There is nothing like the smell of you after a bath. All good and clean and fresh and everything seems right with the world. Like the world is pure and good and there is nothing that could hurt you or Grace or Auntie Kono's baby Mika. I love sitting in the rocking chair giving you your last bottle before we put you down for the night. The trust that you have when you stare up at me sometimes scares me and I hope I am worthy of that trust.

It was right there in that rocking chair that you called me dada for the 1st time. You had been making mama noises for a while and I was scared that I was going to be last person on earth that you would name. It took my breath away when you were jumping up and down on my lap and said dada and touched my face. Now I know that could have been any old sound that came out of your little body but to this day I am convinced it was Dada and no one will tell me otherwise. I have never been prouder of anything in my life.
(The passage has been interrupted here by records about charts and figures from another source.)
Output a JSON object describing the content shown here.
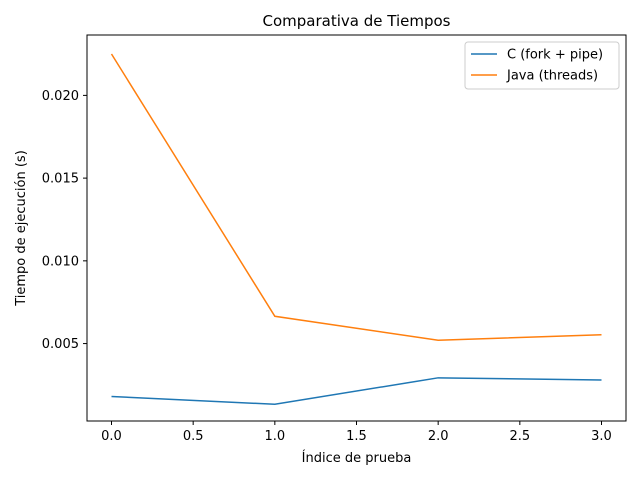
{
  "chart_data": {
    "type": "line",
    "title": "Comparativa de Tiempos",
    "xlabel": "Índice de prueba",
    "ylabel": "Tiempo de ejecución (s)",
    "xlim": [
      -0.15,
      3.15
    ],
    "ylim": [
      0.00032,
      0.02365
    ],
    "x_ticks": [
      0.0,
      0.5,
      1.0,
      1.5,
      2.0,
      2.5,
      3.0
    ],
    "x_tick_labels": [
      "0.0",
      "0.5",
      "1.0",
      "1.5",
      "2.0",
      "2.5",
      "3.0"
    ],
    "y_ticks": [
      0.005,
      0.01,
      0.015,
      0.02
    ],
    "y_tick_labels": [
      "0.005",
      "0.010",
      "0.015",
      "0.020"
    ],
    "grid": false,
    "legend_position": "top-right",
    "x": [
      0,
      1,
      2,
      3
    ],
    "series": [
      {
        "name": "C (fork + pipe)",
        "color": "#1f77b4",
        "values": [
          0.0018,
          0.00133,
          0.00293,
          0.0028
        ]
      },
      {
        "name": "Java (threads)",
        "color": "#ff7f0e",
        "values": [
          0.0225,
          0.00665,
          0.0052,
          0.00553
        ]
      }
    ]
  }
}
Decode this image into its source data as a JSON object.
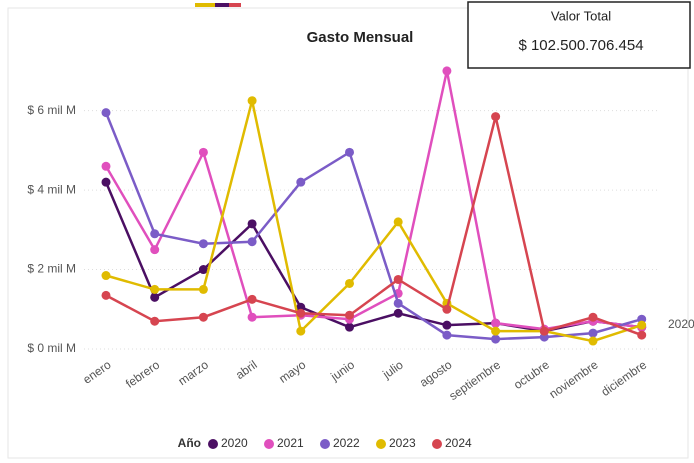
{
  "card": {
    "title": "Valor Total",
    "value": "$ 102.500.706.454"
  },
  "chart_data": {
    "type": "line",
    "title": "Gasto Mensual",
    "legend_title": "Año",
    "legend": "bottom",
    "grid": true,
    "categories": [
      "enero",
      "febrero",
      "marzo",
      "abril",
      "mayo",
      "junio",
      "julio",
      "agosto",
      "septiembre",
      "octubre",
      "noviembre",
      "diciembre"
    ],
    "ylim": [
      0,
      7.3
    ],
    "yticks": [
      {
        "value": 0,
        "label": "$ 0 mil M"
      },
      {
        "value": 2,
        "label": "$ 2 mil M"
      },
      {
        "value": 4,
        "label": "$ 4 mil M"
      },
      {
        "value": 6,
        "label": "$ 6 mil M"
      }
    ],
    "series": [
      {
        "name": "2020",
        "color": "#4b0f63",
        "values": [
          4.2,
          1.3,
          2.0,
          3.15,
          1.05,
          0.55,
          0.9,
          0.6,
          0.65,
          0.45,
          0.7,
          0.55
        ]
      },
      {
        "name": "2021",
        "color": "#e04fbd",
        "values": [
          4.6,
          2.5,
          4.95,
          0.8,
          0.85,
          0.75,
          1.4,
          7.0,
          0.65,
          0.5,
          0.7,
          0.55
        ]
      },
      {
        "name": "2022",
        "color": "#7b5cc7",
        "values": [
          5.95,
          2.9,
          2.65,
          2.7,
          4.2,
          4.95,
          1.15,
          0.35,
          0.25,
          0.3,
          0.4,
          0.75
        ]
      },
      {
        "name": "2023",
        "color": "#e0bb00",
        "values": [
          1.85,
          1.5,
          1.5,
          6.25,
          0.45,
          1.65,
          3.2,
          1.15,
          0.45,
          0.45,
          0.2,
          0.6
        ]
      },
      {
        "name": "2024",
        "color": "#d64550",
        "values": [
          1.35,
          0.7,
          0.8,
          1.25,
          0.9,
          0.85,
          1.75,
          1.0,
          5.85,
          0.45,
          0.8,
          0.35
        ]
      }
    ]
  }
}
It hasn't just been moonlight and roses my boy. Let me tell you, you were a right royal terror when your teeth started coming in. Having McGarrett/Rollins blood in your veins you decided that you would have 3 coming out at the same time. I have never been so tired in my whole life, nor had my fingers chewed on. You would only calm down if you had something in your mouth and you even took to chewing on Uncle Danny's wretched ties when he came around some days after having been in court. He took it in his stride and just let you chew away. Let me tell you, that in itself is a miracle. Uncle Danny loves his ties and he would defend wearing them till the end of time. Some days I was so tired when I got to the office that I even had some malasadas with my morning coffee at the office to see if the sugar rush would keep me going for the day. You would sometimes settle down if we gave you your frozen tree to chew on. We made it through though and you are now the owner of 7 pearly whites. Like Uncle Danny said, little overachiever.

You had so much fun at your party this morning. You had more cake in your hair and on your little body than in your tummy. You found the balloons fascinating but we made sure they were out of reach because you would have found a way to put them in your mouth. Your Ohana spoiled you rotten and you got so many gifts, but you were mostly interested in the boxes they came in. Maybe we should keep some of the gifts and give them to you for Christmas. It's not like you will know the difference. As long as there is a box to play with you are happy.

It was easier to go and wash you off in the ocean than to try and bath you. The whole Ohana was in the water and your mom and I stood in the middle with you while they all blessed you and wished you nothing bit joy and happiness for the next 80 years.

It has been a joy to watch you grow this last year. It looks like you are going to be a strong willed, independent little man and I'm sure as you grow older we will definitely butt heads about your idea of right and wrong and our idea of right and wrong. Always remember that we love you unconditionally and if you follow your North Star then things will turn out like they should.

Always live a life that is honest and true.